Mieten zu hoch und oft teurer als erlaubt, so ein Gutachten

Mietpreisbremse nützt nichts – Mieter*innen zahlen bis zu 297 Euro zu viel

Von Jo Achim Geschke |

Mieten laut Mieterverein

Median-Mieten in Stadtteilen nach dem Gutachten für den Mieterverein , für Nicht-Neubauwohnungen / Grafik © Mieterverein / Mietenmonitor

Angebotsmieten für Wohnungen mit 40 bis 100 Quadratmetern (bei Onlineplattformen) sind zwischen 2010 und 2024 laut einer Untersuchung für den Mieterverein um 71 Prozent gestiegen. Bei 5500 Angeboten auf Onlineplattformen stellte der Mieterverein fest, dass „Mietpreisüberhöhungen“ und „Mietpreiswucher“ nahezu alltäglich sind. Bei etwa der Hälfte der angebotenen Wohnungen wurde gegen die Mietpreisbremse verstoßen, Mieter*innen zahlen bis zu 297 Euro monatlich mehr. Bei drei von fünf Angeboten für möblierte Wohnungen lag strafbarer Mietwucher vor. Um zu hohe Mietsteigerungen bei Neuvermietung zu vermeiden, wurde in Düsseldorf 2015 die Mietpreisbremse eingeführt.

Leider nützt sie gar nichts, stellt jetzt eine Untersuchung für den Mieterverein Düsseldorf fest. Der Mieterverein fordert von der Stadtspitze und der Politik, dass jetzt aktiv gegen Mietwucher und überzahlte Mieten vorgegangen wird. „Allerdings müssen Vermieter*innen, die gegen diese Regeln verstoßen, bis zu 30 Monate zu viel gezahlte Miete zurück erstatten. Wenn das verlangt wird …

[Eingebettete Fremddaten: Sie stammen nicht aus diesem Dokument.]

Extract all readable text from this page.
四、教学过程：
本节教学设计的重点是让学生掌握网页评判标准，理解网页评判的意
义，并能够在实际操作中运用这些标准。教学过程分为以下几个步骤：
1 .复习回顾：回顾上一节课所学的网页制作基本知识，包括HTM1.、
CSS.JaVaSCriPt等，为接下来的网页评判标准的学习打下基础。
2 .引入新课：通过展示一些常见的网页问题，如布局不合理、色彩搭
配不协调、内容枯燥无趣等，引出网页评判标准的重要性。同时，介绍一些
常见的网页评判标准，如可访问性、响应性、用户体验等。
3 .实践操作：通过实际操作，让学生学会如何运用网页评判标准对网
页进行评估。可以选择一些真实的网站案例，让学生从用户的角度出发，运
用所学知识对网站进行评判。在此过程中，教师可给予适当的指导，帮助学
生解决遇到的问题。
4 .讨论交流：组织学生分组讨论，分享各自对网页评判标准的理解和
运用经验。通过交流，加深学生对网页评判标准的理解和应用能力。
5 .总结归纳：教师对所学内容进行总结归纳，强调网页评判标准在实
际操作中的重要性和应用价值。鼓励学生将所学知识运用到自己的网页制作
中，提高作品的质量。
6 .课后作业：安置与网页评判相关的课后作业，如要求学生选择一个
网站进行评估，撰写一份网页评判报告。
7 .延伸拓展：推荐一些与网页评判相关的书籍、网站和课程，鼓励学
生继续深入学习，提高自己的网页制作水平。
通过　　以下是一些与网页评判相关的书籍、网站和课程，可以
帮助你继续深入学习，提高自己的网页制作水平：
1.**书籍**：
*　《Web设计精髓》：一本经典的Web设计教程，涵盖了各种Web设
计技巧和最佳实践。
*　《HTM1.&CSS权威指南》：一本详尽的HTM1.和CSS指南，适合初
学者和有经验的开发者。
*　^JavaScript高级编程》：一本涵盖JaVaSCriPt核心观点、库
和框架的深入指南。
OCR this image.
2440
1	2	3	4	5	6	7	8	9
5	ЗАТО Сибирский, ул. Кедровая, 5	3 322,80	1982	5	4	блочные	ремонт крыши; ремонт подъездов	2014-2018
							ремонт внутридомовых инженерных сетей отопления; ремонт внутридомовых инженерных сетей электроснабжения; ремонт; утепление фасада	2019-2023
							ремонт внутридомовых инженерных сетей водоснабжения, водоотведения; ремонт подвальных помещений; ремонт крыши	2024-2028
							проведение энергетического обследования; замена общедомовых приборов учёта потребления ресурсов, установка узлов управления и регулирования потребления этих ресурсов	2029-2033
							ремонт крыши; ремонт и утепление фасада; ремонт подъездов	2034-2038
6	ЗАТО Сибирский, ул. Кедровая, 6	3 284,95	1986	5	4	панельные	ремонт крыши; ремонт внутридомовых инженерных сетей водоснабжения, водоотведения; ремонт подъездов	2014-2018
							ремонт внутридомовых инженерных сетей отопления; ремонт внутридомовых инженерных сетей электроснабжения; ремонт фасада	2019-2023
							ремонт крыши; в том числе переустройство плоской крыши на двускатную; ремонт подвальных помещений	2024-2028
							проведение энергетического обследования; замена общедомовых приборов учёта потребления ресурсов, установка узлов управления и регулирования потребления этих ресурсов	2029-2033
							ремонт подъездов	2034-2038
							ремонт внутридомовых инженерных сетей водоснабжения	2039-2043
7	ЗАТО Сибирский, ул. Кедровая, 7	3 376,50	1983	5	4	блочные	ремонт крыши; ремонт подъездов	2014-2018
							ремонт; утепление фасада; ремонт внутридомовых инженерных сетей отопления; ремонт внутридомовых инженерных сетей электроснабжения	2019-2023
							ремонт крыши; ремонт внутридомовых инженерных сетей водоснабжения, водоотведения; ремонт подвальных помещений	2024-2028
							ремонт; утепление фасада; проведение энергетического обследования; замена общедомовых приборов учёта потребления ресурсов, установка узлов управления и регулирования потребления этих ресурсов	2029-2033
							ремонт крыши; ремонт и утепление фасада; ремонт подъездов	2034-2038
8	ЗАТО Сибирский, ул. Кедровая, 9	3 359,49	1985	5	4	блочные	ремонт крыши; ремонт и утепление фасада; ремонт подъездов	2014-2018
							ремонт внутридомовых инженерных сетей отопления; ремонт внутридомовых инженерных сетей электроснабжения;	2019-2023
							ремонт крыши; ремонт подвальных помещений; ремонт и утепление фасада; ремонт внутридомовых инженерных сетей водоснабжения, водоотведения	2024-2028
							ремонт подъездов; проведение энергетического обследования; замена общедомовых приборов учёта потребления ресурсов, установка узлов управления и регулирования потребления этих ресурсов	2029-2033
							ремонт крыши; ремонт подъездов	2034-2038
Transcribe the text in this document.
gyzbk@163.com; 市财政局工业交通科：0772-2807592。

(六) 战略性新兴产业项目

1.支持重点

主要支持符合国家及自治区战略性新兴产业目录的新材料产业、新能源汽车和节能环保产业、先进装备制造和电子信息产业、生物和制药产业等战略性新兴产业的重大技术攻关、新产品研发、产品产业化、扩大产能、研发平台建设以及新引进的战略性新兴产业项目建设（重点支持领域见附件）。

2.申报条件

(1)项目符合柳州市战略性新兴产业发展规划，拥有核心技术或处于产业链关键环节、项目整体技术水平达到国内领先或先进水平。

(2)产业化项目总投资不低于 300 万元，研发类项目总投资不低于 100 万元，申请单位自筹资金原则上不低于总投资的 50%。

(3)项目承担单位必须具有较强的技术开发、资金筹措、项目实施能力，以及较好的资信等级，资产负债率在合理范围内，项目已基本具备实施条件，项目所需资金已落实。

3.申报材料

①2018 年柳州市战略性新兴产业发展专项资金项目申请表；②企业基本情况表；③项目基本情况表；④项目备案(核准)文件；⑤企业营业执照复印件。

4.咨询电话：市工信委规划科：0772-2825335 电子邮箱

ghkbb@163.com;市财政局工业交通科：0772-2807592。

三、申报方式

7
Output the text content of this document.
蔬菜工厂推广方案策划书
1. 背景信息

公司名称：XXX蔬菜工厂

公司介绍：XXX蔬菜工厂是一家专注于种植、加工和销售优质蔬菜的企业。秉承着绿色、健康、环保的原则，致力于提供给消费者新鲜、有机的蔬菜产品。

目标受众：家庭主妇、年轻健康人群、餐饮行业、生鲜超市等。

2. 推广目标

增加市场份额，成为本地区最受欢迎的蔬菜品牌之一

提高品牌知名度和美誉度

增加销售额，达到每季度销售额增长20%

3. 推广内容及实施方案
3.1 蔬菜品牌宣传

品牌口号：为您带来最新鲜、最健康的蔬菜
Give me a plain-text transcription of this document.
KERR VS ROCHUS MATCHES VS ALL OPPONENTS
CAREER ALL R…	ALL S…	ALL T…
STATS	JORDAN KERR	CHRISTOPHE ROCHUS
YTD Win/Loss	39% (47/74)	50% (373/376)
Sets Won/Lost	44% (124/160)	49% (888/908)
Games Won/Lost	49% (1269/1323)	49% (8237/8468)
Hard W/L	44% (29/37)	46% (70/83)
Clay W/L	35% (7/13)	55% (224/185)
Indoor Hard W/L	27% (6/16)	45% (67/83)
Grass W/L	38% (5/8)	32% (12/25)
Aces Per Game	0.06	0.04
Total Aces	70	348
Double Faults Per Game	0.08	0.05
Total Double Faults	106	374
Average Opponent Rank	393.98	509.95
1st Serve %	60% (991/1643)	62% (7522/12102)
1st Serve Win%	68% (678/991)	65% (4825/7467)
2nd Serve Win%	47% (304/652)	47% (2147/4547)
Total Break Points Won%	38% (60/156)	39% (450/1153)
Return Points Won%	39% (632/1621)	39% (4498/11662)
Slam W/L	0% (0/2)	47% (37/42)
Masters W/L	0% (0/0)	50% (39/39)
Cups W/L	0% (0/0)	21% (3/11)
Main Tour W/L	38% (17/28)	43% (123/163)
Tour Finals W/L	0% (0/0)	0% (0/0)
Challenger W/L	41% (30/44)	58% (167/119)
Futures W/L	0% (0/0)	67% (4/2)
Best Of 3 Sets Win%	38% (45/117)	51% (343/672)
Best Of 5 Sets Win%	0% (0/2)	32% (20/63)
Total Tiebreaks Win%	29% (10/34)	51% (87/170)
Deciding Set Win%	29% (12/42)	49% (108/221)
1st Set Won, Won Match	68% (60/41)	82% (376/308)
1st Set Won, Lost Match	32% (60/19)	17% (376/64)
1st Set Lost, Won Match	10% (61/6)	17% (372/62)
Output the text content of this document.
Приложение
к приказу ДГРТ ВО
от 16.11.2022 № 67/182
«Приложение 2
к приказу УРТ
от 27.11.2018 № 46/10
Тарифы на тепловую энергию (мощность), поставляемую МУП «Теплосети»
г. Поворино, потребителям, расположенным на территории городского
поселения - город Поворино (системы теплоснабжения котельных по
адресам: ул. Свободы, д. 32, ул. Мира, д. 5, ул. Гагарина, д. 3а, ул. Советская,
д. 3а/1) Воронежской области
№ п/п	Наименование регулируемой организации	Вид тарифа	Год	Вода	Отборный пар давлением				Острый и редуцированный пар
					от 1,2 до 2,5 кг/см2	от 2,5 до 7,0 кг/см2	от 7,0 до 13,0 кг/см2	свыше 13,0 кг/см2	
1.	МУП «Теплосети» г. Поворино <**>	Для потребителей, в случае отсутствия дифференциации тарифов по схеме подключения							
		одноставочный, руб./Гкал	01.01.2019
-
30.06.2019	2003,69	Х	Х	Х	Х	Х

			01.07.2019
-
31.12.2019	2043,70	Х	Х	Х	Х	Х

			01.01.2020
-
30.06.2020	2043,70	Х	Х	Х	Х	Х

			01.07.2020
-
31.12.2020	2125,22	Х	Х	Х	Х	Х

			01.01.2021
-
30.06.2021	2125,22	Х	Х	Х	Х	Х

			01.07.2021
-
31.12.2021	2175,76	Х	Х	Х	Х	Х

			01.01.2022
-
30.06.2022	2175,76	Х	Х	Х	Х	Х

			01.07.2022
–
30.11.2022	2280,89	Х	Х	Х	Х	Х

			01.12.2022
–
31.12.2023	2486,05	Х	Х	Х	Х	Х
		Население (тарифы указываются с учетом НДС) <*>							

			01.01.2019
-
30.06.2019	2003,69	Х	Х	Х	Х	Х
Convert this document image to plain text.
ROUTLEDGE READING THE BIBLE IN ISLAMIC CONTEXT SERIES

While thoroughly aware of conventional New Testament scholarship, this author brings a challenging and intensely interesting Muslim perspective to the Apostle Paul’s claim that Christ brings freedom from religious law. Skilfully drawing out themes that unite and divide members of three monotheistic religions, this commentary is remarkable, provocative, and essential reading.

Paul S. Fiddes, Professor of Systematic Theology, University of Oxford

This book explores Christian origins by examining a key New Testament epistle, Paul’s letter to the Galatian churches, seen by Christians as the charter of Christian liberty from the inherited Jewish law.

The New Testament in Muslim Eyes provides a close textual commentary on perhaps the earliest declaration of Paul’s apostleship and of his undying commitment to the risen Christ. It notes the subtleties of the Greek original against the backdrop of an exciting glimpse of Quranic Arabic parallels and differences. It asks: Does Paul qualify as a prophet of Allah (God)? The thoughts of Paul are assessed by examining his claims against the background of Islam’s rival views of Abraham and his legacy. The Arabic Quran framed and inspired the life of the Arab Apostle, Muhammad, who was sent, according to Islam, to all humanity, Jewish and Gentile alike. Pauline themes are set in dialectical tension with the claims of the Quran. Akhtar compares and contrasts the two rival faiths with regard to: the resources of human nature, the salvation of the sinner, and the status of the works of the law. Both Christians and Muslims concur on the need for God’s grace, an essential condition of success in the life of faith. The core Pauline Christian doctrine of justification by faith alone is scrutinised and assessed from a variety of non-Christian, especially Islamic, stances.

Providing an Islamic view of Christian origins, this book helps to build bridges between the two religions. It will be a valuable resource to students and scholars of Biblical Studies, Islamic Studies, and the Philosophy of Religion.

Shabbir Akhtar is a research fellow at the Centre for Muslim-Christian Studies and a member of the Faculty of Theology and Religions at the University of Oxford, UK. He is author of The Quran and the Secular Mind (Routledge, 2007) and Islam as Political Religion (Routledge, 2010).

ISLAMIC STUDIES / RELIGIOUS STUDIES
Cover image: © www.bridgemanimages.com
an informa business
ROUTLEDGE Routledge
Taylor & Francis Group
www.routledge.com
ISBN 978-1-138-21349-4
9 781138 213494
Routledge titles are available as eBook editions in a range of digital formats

„Manche Vermieter halte sich nicht an Recht und Gesetz“, sagt auch Geschäftsführer Claus Nasemann, „es geht oft nur noch um Gewinnmaximierung“.  In Freiburg, so Nasemann, geht die Verwaltung präventiv gegen die Überschreitung der Mietpreisbremse vor, schreibt die Vermieter*innen an.“

Viele Mieter wehren sich nicht

Dazu kommt, so die Mietspezialisten, dass viele Mieter*innen sich gar nicht trauen, gegen die überhöhten Mieten zu protestieren – aus Angst vor Kündigungen etwa, macht Hans-Jochem Witzke, Chef des Düsseldorfer Mietervereins, klar.  

Die Untersuchung wurde von „Mieten Monitor“ in Freiburg im Breisgau durchgeführt.  Sie bezieht sich nur auf Onlineangebote – die machen allerdings wohl den größten Teil des Angebots an Wohnungen aus. Mietpreisbremse besagt, dass bei Neuvermietung die Kaltmiete nicht mehr als 10 % über der ortsüblichen Vergleichsmiete liegen darf. Vergleichsmieten erstellt der Mieterverein mit dem Lobbyverband Haus und Grund in Düsseldorf im Mietspiegel.  

Mietpreisüberhöhung  nach § 5 Wirtschaftsstrafgesetz ist, wenn die geforderte Kaltmiete die Vergleichsmiete um 20 % überschreitet, und kann als Ornungswirdrigkeit mit Geldbuße bis zu 50.000 Euro bestraft werden.

Mietwucher kann nach § 291 Strafgesetzbuch mit maximal drei Jahren Freiheitsstrafe geahndet werden.

Mieten in ausgewählten Stadtteilen

Laut Untersuchung verstießen beispielsweise in Bilk 61 der Mieten in den Angeboten gegen die Mietpreisbremse. Im dicht besiedelten Friedrichstadt 54 % und in Unterbilk 74 % der Angebote gegen die Auflagen der Mietpreisbremse.

Die Untersuchung zeigt auf, wie die Mieten in den Stadtteilen liegen. Dabei wird der „Median“ angegeben, heißt: 50 % der Angebotsmieten liegen über dem Wert, 50 % drunter, so die Untersuchung. Das verhindert, dass ein Mittelwert durch Ausreißer (zu hoch, zu niedrig) verzerrt wird.  Untersucht wurden Angebote bis März 2026.

Beispiele für Angebotsmieten (jeweils Kaltmiete / m² )

In Niederkassel bei 16,79 €, in Oberkassel bei 17,75 €, in Bilk bei 14,41 €, in Flingern Nord bei 14,23 €, in Flingern Süd bei 12,96, in Friedrichstadt bei 13,89 €, in Carlstadt bei 18 €.